USS update
USS caught misrepresenting the views of the pensions regulator + the pensions regulator itself is being investigated by a Parliamentary committee for its handling of whistleblowing from a USS trustee
Our pension scheme is under unnecessary threat.
The 2018 pension strikes successfully challenged concerted efforts to fundamentally undermine our healthy defined benefit pension scheme and transfer it into a substandard defined contribution scheme. Our actions changed the debate, and the report of the Joint Expert Panel (JEP) vindicated UCU’s position.
UCU and the employers’ body UUK signed up to the JEP’s recommendations. This was a positive route forwards and out of dispute. Since then, the USS executive has put forward three ‘options’ to proceed, all of which fall short of the JEP recommendations and all of which would cost members more to get less in their retirement (see our recent [newsletter]).
USS has also been caught out misrepresenting the Pension Regulator’s position and neglecting to correct it while a consultation on these substandard options was being presented to employers. The employers’ body UUK will soon decide which option (if at all) it formally supports. All indications so far are such that UCU sadly expects our employers to side with USS, and to shrink from its commitment to the first JEP report, while asking us to wait for the outcome of the second.
A Parliamentary Committee is currently investigating the Pensions Regulator for its handling of recent whistleblowing from a USS trustee, who revealed that USS misled employers and members about the 2018 valuation. See [here] and [here]. The USS executive (in which UCU has formally lost all confidence) wrongly claimed that The Pensions Regulator had said the JEP recommendations would be too risky and failed to correct this position when requested to do so. See this [Financial Times] article for more (Leeds staff can log in to read FT articles using leeds.ac.uk email addresses).
We have seen public commentary shift from the employers’ side, as attempts have begun to portray UCU as ‘unreasonable’. A recent comment piece by Adam Tickell (chair of the Employers Pension Forum, EPF) does just this. More of these types of media piece are sadly expected. When you see them, please remind yourselves that the report of the Joint Expert Panel vindicated UCU’s position and both UCU and UUK signed up to it.
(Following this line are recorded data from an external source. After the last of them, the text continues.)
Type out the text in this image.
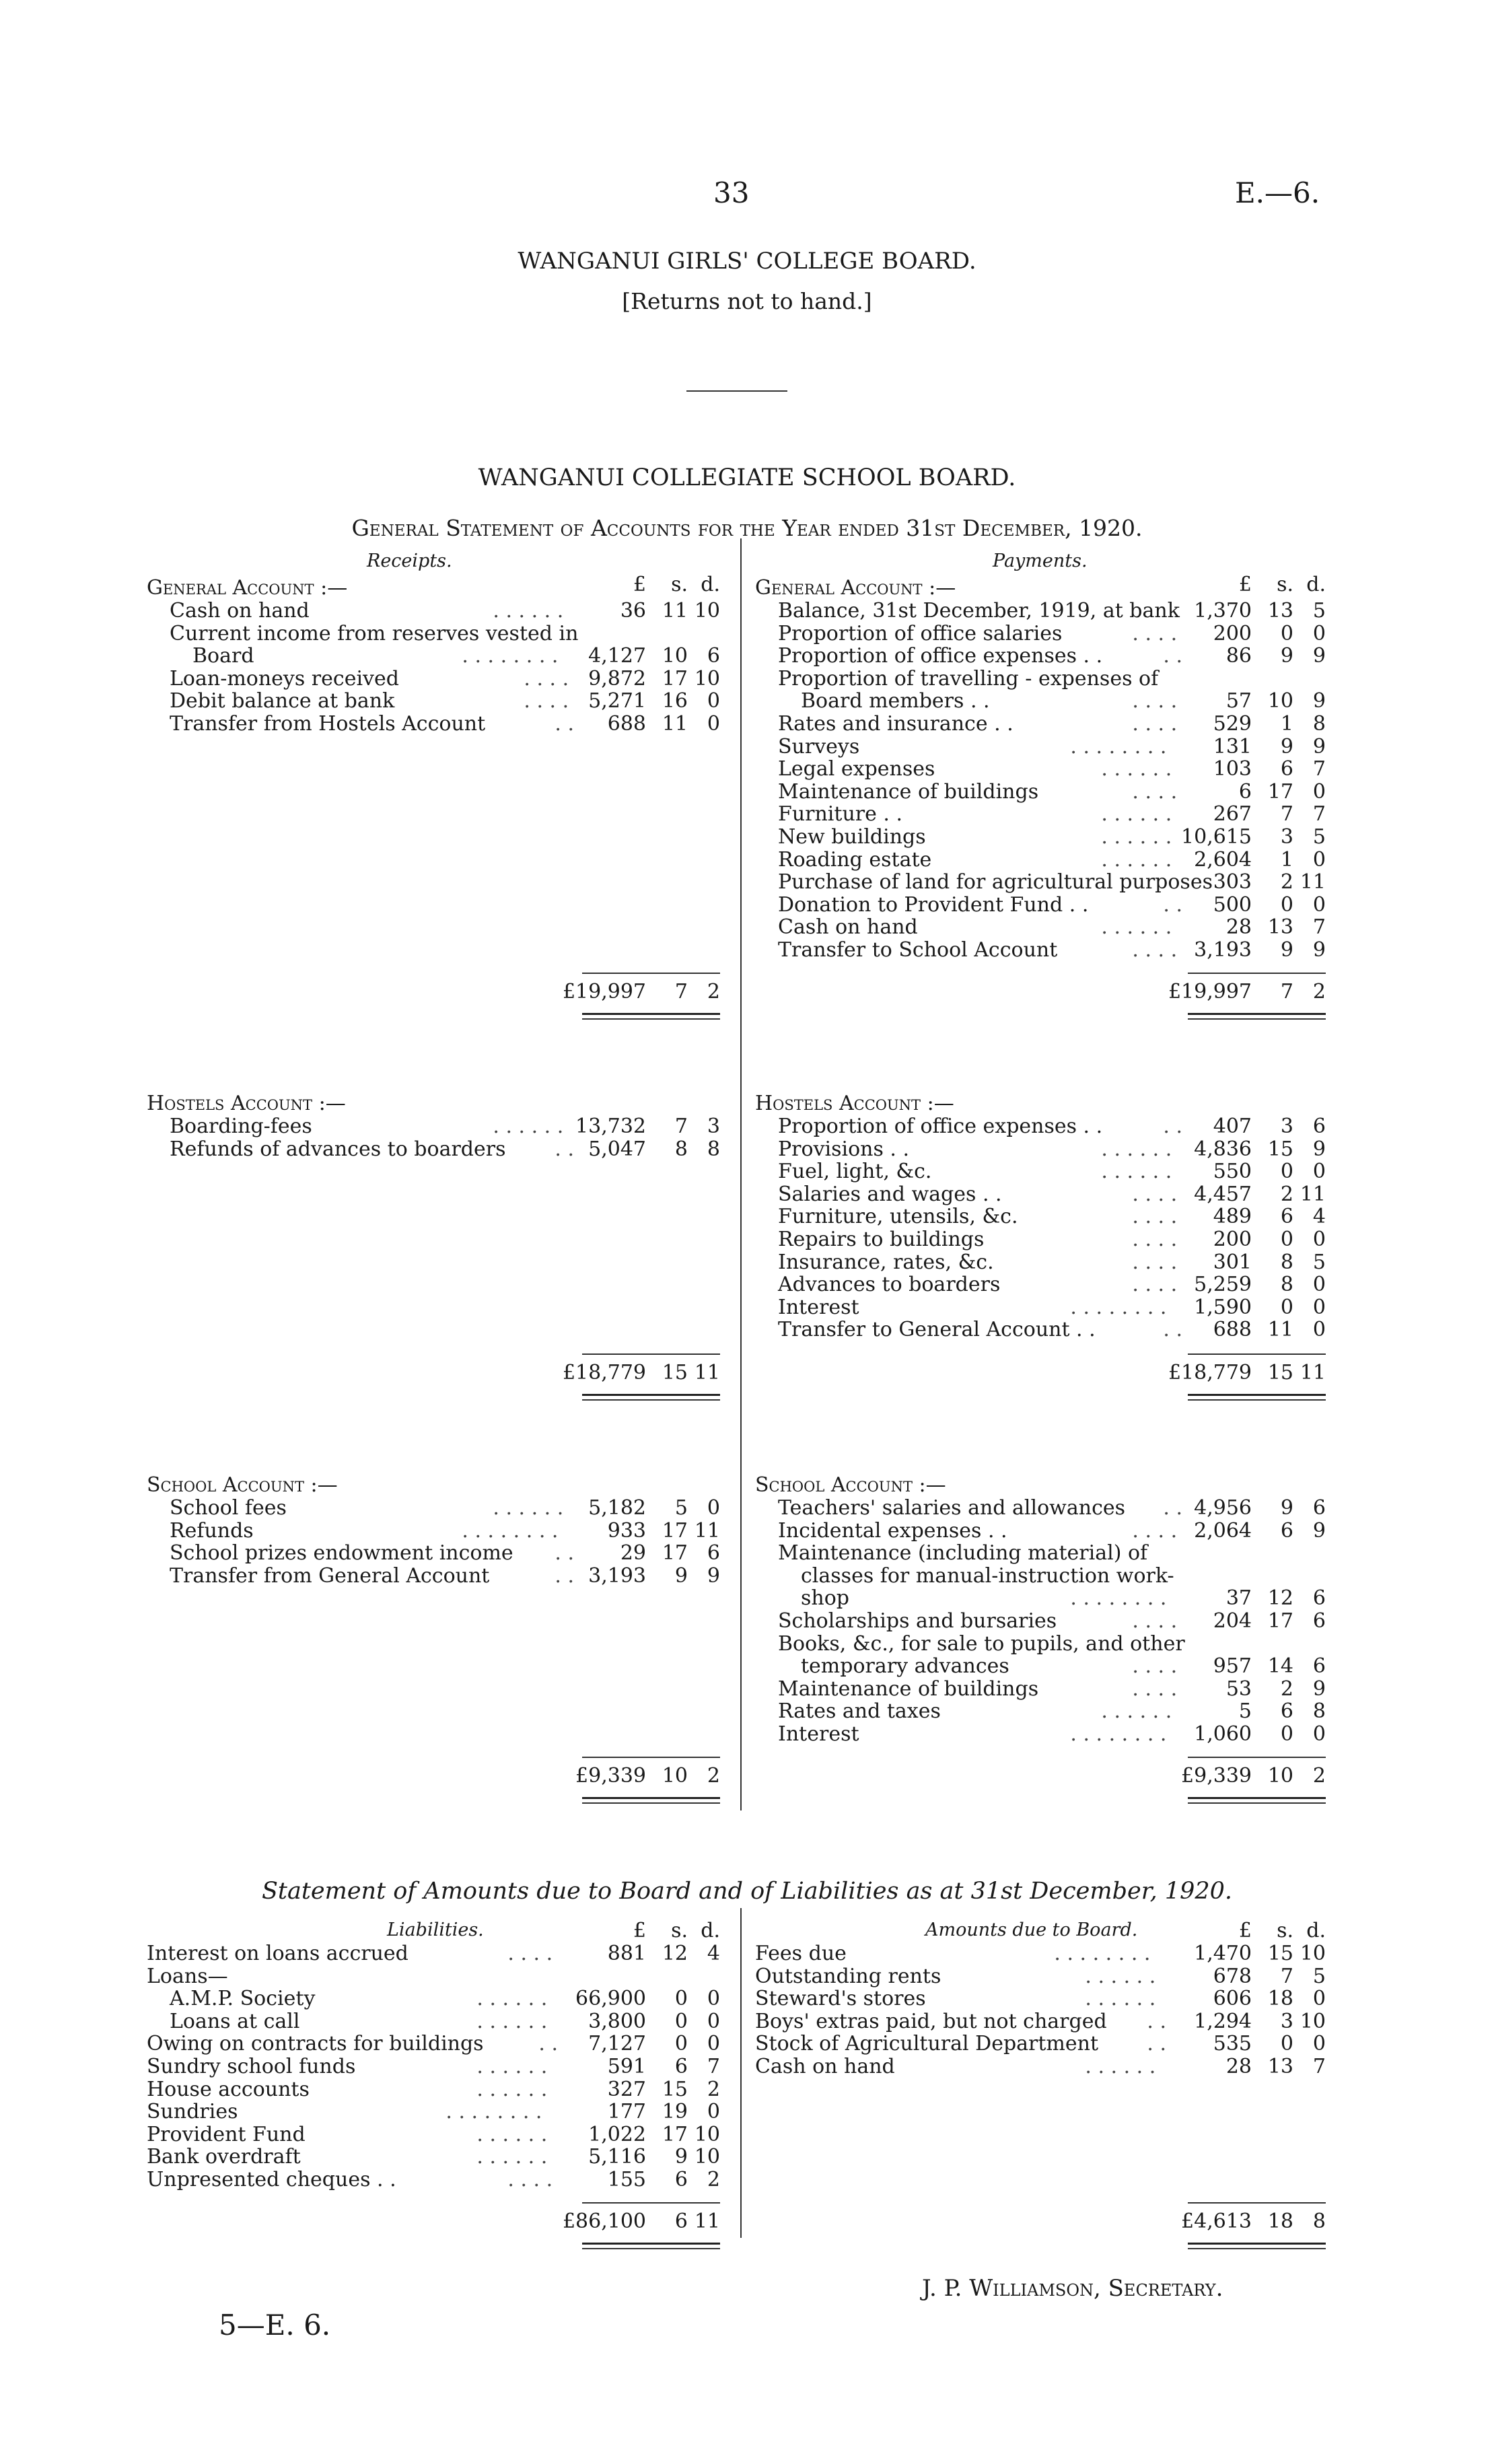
33	E.—6.
WANGANUI GIRLS' COLLEGE BOARD.
[Returns not to hand.]
WANGANUI COLLEGIATE SCHOOL BOARD.
General Statement of Accounts for the Year ended 31st December, 1920.
Receipts.	Payments.
£	s. d.	£	s. d.
General Account :—
Cash on hand	. . . . . .	36 11 10
Current income from reserves vested in
Board	. . . . . . . .	4,127 10 6
Loan-moneys received	. . . . 9,872 17 10
Debit balance at bank	. . . . 5,271 16 0
Transfer from Hostels Account	. .	688 11 0
General Account :—
Balance, 31st December, 1919, at bank 1,370 13 5
Proportion of office salaries	. . . .	200	0 0
Proportion of office expenses . .	. .	86	9 9
Proportion of travelling - expenses of
Board members . .	. . . .	57 10 9
Rates and insurance . .	. . . .	529	1 8
Surveys	. . . . . . . .	131	9 9
Legal expenses	. . . . . .	103	6 7
Maintenance of buildings	. . . .	6 17 0
Furniture . .	. . . . . .	267	7 7
New buildings	. . . . . . 10,615	3 5
Roading estate	. . . . . .	2,604	1 0
Purchase of land for agricultural purposes 303	2 11
Donation to Provident Fund . .	. .	500	0 0
Cash on hand	. . . . . .	28 13 7
Transfer to School Account	. . . . 3,193	9 9
£19,997	7 2	£19,997	7 2
Hostels Account :—
Boarding-fees	. . . . . . 13,732	7 3
Refunds of advances to boarders . . 5,047	8 8
Hostels Account :—
Proportion of office expenses . .	. .	407	3 6
Provisions . .	. . . . . .	4,836 15 9
Fuel, light, &c.	. . . . . .	550	0 0
Salaries and wages . .	. . . . 4,457	2 11
Furniture, utensils, &c.	. . . .	489	6 4
Repairs to buildings	. . . .	200	0 0
Insurance, rates, &c.	. . . .	301	8 5
Advances to boarders	. . . . 5,259	8 0
Interest	. . . . . . . .	1,590	0 0
Transfer to General Account . .	. .	688 11 0
£18,779 15 11	£18,779 15 11
School Account :—
School fees	. . . . . .	5,182	5 0
Refunds	. . . . . . . .	933 17 11
School prizes endowment income . .	29 17 6
Transfer from General Account	. . 3,193	9 9
School Account :—
Teachers' salaries and allowances . . 4,956	9 6
Incidental expenses . .	. . . . 2,064	6 9
Maintenance (including material) of
classes for manual-instruction work-
shop	. . . . . . . .	37 12 6
Scholarships and bursaries	. . . .	204 17 6
Books, &c., for sale to pupils, and other
temporary advances	. . . .	957 14 6
Maintenance of buildings	. . . .	53	2 9
Rates and taxes	. . . . . .	5	6 8
Interest	. . . . . . . .	1,060	0 0
£9,339 10 2	£9,339 10 2
Interest on loans accrued	. . . .	881 12 4
Loans—
A.M.P. Society	. . . . . .	66,900	0 0
Loans at call	. . . . . .	3,800	0 0
Owing on contracts for buildings	. .	7,127	0 0
Sundry school funds	. . . . . .	591	6 7
House accounts	. . . . . .	327 15 2
Sundries	. . . . . . . .	177 19 0
Provident Fund	. . . . . .	1,022 17 10
Bank overdraft	. . . . . .	5,116	9 10
Unpresented cheques . .	. . . .	155	6 2
Fees due	. . . . . . . .	1,470 15 10
Outstanding rents	. . . . . .	678	7 5
Steward's stores	. . . . . .	606 18 0
Boys' extras paid, but not charged . .	1,294	3 10
Stock of Agricultural Department . .	535	0 0
Cash on hand	. . . . . .	28 13 7
£86,100	6 11	£4,613 18 8
Statement of Amounts due to Board and of Liabilities as at 31st December, 1920.
Liabilities.	Amounts due to Board.
£	s. d.	£	s. d.
J. P. Williamson, Secretary.
5—E. 6.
To now shore up the position taken by a USS executive that has been caught out for misrepresentation and in which UCU has lost all confidence, is very disappointing to see from our employers.
For a bit more background, I heartily recommend watching my USS negotiator Sam Marsh’s latest video here, [The State of USS].
In a situation when USS and the Pensions Regulator are both under investigation, it is a tough task to portray us – union members – as being ‘unreasonable’. But this seems to be the tack the employers are trying. This is unfair, it is unnecessary and it risks damaging all of our futures.